Créer des réseaux, identifier des thématiques fortes, mener des expérimentations, simplifier les coopérations… C'est aussi ce que souhaite promouvoir Marc Abadie, directeur du réseau et des territoires de la Caisse des Dépôts, venu participer à la table-ronde sur le dialogue avec l'échelon régional.
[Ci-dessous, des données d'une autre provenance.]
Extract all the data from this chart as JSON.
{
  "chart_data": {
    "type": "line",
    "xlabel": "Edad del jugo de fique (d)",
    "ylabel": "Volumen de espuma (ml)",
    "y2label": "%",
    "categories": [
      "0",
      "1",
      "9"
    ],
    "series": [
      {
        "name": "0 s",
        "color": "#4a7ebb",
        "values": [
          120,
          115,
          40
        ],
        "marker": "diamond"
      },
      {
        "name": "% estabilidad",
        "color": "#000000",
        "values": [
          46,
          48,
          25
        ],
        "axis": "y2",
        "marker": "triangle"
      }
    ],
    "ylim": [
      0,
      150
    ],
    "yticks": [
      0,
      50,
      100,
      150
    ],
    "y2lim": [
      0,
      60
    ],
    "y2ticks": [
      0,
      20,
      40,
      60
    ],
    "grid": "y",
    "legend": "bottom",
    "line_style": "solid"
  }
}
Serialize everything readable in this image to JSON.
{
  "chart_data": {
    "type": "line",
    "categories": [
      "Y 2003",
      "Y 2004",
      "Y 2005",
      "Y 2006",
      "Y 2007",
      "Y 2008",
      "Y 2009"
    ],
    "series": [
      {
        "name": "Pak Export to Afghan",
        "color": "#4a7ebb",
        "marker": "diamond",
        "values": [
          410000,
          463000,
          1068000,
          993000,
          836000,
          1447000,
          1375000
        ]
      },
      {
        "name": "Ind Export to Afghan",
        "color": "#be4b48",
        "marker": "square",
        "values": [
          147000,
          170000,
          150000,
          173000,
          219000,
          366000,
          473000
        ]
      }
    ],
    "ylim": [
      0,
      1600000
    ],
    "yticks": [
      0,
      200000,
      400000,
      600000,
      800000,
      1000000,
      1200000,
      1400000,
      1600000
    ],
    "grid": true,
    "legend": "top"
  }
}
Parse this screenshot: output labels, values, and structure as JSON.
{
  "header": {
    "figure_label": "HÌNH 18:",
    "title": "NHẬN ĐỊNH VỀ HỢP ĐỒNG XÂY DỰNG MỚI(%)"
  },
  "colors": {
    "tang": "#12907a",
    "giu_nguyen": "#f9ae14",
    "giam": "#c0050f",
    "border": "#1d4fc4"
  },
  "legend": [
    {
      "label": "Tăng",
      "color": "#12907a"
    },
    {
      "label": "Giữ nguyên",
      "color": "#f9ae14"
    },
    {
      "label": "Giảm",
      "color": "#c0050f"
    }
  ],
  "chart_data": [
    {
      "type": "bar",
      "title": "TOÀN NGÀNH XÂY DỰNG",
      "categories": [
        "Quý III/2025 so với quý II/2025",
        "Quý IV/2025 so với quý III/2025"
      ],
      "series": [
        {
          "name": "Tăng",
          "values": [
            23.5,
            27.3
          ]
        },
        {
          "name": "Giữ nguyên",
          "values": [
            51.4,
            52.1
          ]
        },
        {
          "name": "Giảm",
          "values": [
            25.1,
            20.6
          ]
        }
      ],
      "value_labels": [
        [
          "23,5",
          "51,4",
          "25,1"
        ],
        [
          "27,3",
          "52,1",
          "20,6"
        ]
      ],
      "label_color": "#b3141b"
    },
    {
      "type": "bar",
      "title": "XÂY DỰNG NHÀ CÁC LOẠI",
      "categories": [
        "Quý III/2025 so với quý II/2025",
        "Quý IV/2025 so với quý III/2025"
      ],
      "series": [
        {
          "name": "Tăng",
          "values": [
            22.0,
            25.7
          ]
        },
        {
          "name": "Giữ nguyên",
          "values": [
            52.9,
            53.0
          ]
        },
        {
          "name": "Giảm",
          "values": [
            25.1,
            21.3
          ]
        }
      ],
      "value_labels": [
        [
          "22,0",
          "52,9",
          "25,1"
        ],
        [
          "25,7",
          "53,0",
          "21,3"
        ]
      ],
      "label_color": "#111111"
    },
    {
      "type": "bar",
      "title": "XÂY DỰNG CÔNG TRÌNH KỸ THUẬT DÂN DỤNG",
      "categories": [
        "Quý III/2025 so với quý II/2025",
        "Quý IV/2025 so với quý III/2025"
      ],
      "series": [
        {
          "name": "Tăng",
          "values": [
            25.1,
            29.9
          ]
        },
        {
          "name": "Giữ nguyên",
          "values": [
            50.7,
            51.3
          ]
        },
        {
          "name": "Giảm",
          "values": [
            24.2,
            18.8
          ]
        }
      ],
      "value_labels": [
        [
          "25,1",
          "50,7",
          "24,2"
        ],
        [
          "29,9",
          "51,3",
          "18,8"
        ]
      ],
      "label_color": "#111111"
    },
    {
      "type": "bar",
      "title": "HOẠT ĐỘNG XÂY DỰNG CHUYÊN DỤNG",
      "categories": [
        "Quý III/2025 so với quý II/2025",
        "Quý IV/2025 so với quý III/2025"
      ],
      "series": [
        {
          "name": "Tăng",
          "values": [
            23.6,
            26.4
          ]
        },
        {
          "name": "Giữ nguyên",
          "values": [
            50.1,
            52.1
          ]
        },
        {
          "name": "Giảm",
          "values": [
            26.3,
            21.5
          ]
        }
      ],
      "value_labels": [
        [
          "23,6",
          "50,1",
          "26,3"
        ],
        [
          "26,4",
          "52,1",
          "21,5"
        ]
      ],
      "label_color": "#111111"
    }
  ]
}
Marc Abadie a ainsi lancé une proposition concrète : celle d'expérimenter avec les élus de nouvelles façons d'appréhender le "problème global des centres-villes". Une illustration de la façon dont la Caisse des Dépôts entend "travailler sur toute une série de sujets à partir des préoccupations des élus" - qu'il s'agisse par exemple de fonds structurels, de transports ou d'économie mixte - et "faire du sur-mesure" avec chaque ville ou agglomération.

Claire Mallet, à Bourg-en-Bresse

Des élus malgré tout motivés !
Motivation, dévouement, espoir, enthousiasme… Contre toute attente, tels seraient les principaux "sentiments" des maires de villes moyennes dans l'accomplissement de leur mandat, à en croire les résultats d'un sondage révélé à l'occasion du congrès de Villes de France. Ce sondage sur "l'état d'esprit des élus", réalisé par TNS Sofres dans le cadre d'un partenariat entre Villes de France et Smacl Assurances, témoigne ainsi d'une posture "très positive et tournée vers l'avenir" et d'une forte implication. D'ailleurs, 98% des sondés se représenteraient, dont 84% sans hésiter. Et ce, même s'ils sont 40% à estimer qu'ils n'ont pas les moyens financiers de mettre en oeuvre leur programme…
On saura par ailleurs que les deux tiers des élus sont hostiles au redécoupage de la carte des régions, craignant principalement un éloignement accru des centres de décision. Ou bien encore que les maires reconnaissent ne pas exploiter la manne des fonds européens, qu'ils connaissent mal et qu'ils jugent trop complexes.